Tallman (2009) brought to light the fact that the pressure of multinational corporations to provide enhanced products at lower costs will only worsen the situation. This situation therefore calls for integrated global strategies for networks and affiliated firms to globally outsource some tasks in order to reduce the cost of production.

In order to determine alternative production locations, companies need to gather relevant information regarding the prevailing conditions of production in the considered countries. The other approach is to draw lessons from other companies in the same network of operation in a given area or nation. Value chains cover large areas incorporating nations through which information is costly to gather; the lessons gathered from peers are regarded as valuable sources of insight (Global Supply Management, 2007). More insight has been given on picking the right outsourcing point:

Prioritization of prospective source countries requires information on individual items of local cost and operating conditions. Here, the focus is on the items of particular importance in terms of the operational requirements of a company’s competitive strategy. Furthermore, to assess the bottom-line impact of individual projects (e.g. total cost of ownership), detailed information is needed on all relevant dimensions of a country’s cost and operating conditions. (Global Supply Management, 2007, p. 1)
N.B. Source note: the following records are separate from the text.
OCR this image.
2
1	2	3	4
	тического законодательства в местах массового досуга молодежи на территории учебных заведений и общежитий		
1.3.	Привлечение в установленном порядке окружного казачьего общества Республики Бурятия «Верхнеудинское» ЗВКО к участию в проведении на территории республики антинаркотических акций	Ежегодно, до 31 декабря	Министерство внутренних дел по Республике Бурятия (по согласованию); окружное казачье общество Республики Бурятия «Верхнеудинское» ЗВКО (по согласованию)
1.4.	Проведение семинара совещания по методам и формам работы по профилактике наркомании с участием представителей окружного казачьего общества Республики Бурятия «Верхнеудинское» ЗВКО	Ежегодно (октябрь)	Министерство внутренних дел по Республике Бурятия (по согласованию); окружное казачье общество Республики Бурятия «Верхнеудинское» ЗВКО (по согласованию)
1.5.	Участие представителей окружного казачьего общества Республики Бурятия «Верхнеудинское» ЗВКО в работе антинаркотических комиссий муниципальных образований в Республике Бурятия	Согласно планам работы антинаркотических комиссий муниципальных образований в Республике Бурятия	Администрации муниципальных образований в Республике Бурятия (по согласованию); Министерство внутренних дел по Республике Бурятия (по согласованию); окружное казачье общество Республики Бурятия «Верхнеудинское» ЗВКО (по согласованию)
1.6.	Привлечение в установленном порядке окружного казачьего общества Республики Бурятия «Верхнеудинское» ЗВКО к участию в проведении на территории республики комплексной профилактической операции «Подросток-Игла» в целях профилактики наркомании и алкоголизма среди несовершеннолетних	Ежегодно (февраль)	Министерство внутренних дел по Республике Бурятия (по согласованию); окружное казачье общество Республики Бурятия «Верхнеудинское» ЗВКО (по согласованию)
In this situation where the world economy is experiencing low barrier to trade, a decision regarding establishing new production firms need to be made addressing the strengths and weaknesses of the location where those production firms are to be built. Global Supply Management (2007) stated that a location that allows the supplier to compete against the firm leader both at home and at the international level should be chosen appropriately.

According to Lessard (2003), the core question that a firm should answer before deciding on how to expand is whether it wants to internationalize its activities towards several dimensions such as: where it sell its output, where it outsource its inputs, where it produces their services or products and also where it obtains the knowledge and technology to produce their product or services (Lessard, 2003). On the other hand, Tallman (2009) highlighted that an important part of the mission of any multinational corporation is to clearly describe to what extent a firm has a home or an international interest and how it relates with global economic that unites it with other states while retaining its loyalty. He also stated that a firm should define its objectives and goals in order to know the scope that it is operating in; this will help in its operation and more insights as this will keep the firm focused. However, internationalization is very important unless a firm can recognize a business model that is different from the norm (Tallman, 2009). Internationalization can enable a firm to realise some unique advantages that it can exploit and achieve much through.

In conclusion, the ability of a firm’s global supply management to realise a superior position of activities is set under two important factors. One is the in-depth recognition of locational advantages and how this advantage affects superior performance of its value chain and the second factor is on the structured approach to come up with the most promising locations, which permits an objective search for new opportunities.


Global Supply Management. (2007). Selecting the Right Source Countries. World Bank Group. Web.

Lessard, D. (2003). Frameworks for Global Strategies Analysis. MIT Sloan School of Management. Web.

Tallman, S. B. (2008). Global Dimensions of Strategy. Oxford, UK: Wiley-Blackwell.